Nassau 'da aylardan Temmuz'du. Babam endişeliydi. Annem ile bir şey konuşuyorlardı. Babam annemi tanımamış olsaydı simdiye kadar bir deniz savaşında ölmüştü belki ama babam sadece gerekeni yapıyordu biz oradaki gibi şehirli değildik ki. Londra dakiler gibi şehir hayatını bilmiyorduk. Onlar gibi rahat yaşayamıyorduk. Biz yaşamak istiyorsak önümüze gelen fırsatları değerlendirip hiç kimseye acımamalıydık. Babam böyle derdi.
Yedi odalı tarlası ve bahçesi olan iki katlı turuncu renkli evin birinci katındaki ikinci büyük salonda ki altın renkte bir dolaba yaslanmıştım. Bu dolabın içinde babamın denizden topladığı en sevdiği ganimetler vardı ve ona kalan nostaljik eşyaları buraya koymuştu. Ben yine oradaki tabancalara kılıçlara ve gemi modellerine bakarken bir yandan annem ve babamı dinliyordum.
Annemin içeriden sesini duyuyordum babama şöyle diyordu
"Onu bu işlere bulaştırma Edward. Çocuktur merak eder heves eder ama o mavi girdapta neler olduğunu bilmiyor"
Babam ise biraz bağırarak " Kimse yaşamadan öğrenemez zaten Mary ! O Dünyayı görmeli Nassau güzel bir yer ama bir insan hayatı boyunca buraya kapanamaz. Biz de kalamayız ya da kalacaksak bile güçlenmek zorundayız. Mary sence bunlardan zevk mi alıyorum ha ? Kırklı yaşlarımı çoktan geçtim ama Dünya da oruspu çocukları azalmıyorsa ben napayım ? (En başta da İngiltere) Onlardan korunmamız ve Nassau için güçlü olmak zorundayız "
dedi. Ardından annem şunu sorunca babam daha da öfkelendi gözleri güneş kızılı olmuştu.
"Burası bize yetmiyor mu Edward ? Ben sana yetmiyor muyum ?"
Babam ise döndü ve annemin elini tuttu ve şöyle dedi ;
"Mary sakın bana birdaha böyle ithamlarda bulunma. Korsan olma sebebim kadınlar, ün ve servet olsaydı şuan burada mı olurdum ? Ben daha
iyi yaşam istiyorum sizin için ! Etrafına bak Mary onun
büyüyeceği yerlere bak. Tamam Nassau güzel ve rahat ama halkımızın çoğu öyle değil. Hastalık olsa ilacımız yok rahatsız yataklarda yatıyorlar ve mide bulandırıcı yemekler yiyorlar. Sence bu adil mi ? Ona ülkeleri adaları gostereceğim ve bizi bu durumdan kurtaracağım yanımda mısın ?Annem mahçup bir şekilde kafasını eğdi ve babama sarıldı.
Babamın tecrübeleri çoktu. Korsanlık hayatında neler neler görmüştü. Banada göstermek istiyordu ben bir erkektim sonuçta. Ha kızlar Dünyayı göremez demiyorum ama bu dönemde saf bir çocuk gibi yetiştirilmemeliyim ve ben babamın oğluydum. Babamın oğlu olmam tehlikelere atılmamı icap etmiyor ama her şeyi öğrenmeliydim.

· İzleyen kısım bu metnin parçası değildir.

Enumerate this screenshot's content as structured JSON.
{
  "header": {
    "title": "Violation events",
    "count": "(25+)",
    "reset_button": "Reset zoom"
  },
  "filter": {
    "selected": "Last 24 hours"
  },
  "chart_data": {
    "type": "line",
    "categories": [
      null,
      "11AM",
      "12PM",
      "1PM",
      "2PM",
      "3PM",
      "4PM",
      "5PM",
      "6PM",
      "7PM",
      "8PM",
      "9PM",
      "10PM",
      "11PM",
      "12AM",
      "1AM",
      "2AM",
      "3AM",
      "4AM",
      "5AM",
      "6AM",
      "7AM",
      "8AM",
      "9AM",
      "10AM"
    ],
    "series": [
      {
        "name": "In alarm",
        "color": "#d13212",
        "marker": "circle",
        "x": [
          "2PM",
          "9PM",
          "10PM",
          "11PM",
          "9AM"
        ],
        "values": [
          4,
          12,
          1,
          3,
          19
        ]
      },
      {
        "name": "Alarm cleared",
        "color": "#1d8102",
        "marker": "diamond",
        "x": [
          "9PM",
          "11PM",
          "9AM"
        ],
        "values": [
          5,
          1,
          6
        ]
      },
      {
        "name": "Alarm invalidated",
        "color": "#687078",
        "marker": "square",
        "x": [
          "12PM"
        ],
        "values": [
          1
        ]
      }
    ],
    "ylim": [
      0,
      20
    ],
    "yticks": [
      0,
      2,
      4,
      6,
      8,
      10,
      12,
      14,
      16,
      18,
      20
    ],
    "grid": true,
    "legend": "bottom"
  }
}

Annem babamın sarılmasından ayrılırken tam itiraz edecekti ki babam bir "Haaarr" çekti ve yanıma geldi. Ben Tsunami Parçalayana bakıyordum cidden çok güzeldi.
Kırk iki tane borda topu vardı. Gemi'nin üç havan topu, altı rükbeli topu vardı ve yirmi bir topun yanan gülle atma özelliği vardı.Ve tabi birde altı adet zincirli gülle. Bu gemi İspanyollar tarafından özel olarak yapılmıştı. Altın ve kahverengi boyalı demir zırhıyla cüssesine rağmen gittiğı hızıyla, büyüklüğüyle onu batırmak imkansızdı. Babama da almak düştü. Çünkü bu dönemde istediğimizi yapamayacaksak ne anlamı var ki. İstediklerin mübahsa elbet birgün olur ve zaten idealleriniz için uğraşmayacaksanız hayatın ne anlamı var . Babam şöyle derdi.
"Biz korsanız istediğimizi yeriz rom içeriz kadınlara bakarız, kimi zaman aşık oluruz kimi zaman severiz. Bu kahrolası denizlerde kadın mi görüyoruz sanki ? Bunun yanı sıra onların çoğunu koruruz ama hep istediğimizi alırız çünkü biz hürüz ama başkasının özgürlüğüne de gerekmedikçe müdahale etmeyiz. Ama bana sakallarımı bağlatıp şapkamın altına yanmış kibrit koydurturlarsa vay hallerine. "
Ben evimizin bahçesine çıkıp gemimize bakıyordum.
Neyse babam yanıma geldi Tsunami parçalayana baktığımı görünce "Gel seni ona götüreyim bu sefer yerleri sildirmeyeceğim" dedi. Güldüm ve babamı takip etmeye başladım. Size Nassau'yu anlatayım. Nassau ay'ın hilal şekline benzeyen bir adaydı. Batıda Nassau kalesi , güneyde ormanlık alanı ve doğuda ise taverna nın ve dükkanların olduğu yer vardı. Yani bir nevi merkez. Beyaz kumsalı ve yeşil ağaçları ile doğal bir güzellik sunuyordu bizlere. Ama Nassau yalnız bırakılmış bir yerdi. Bahama adalarının önemli bir bölgesi olmasına rağmen nedense olanlar öyleydi.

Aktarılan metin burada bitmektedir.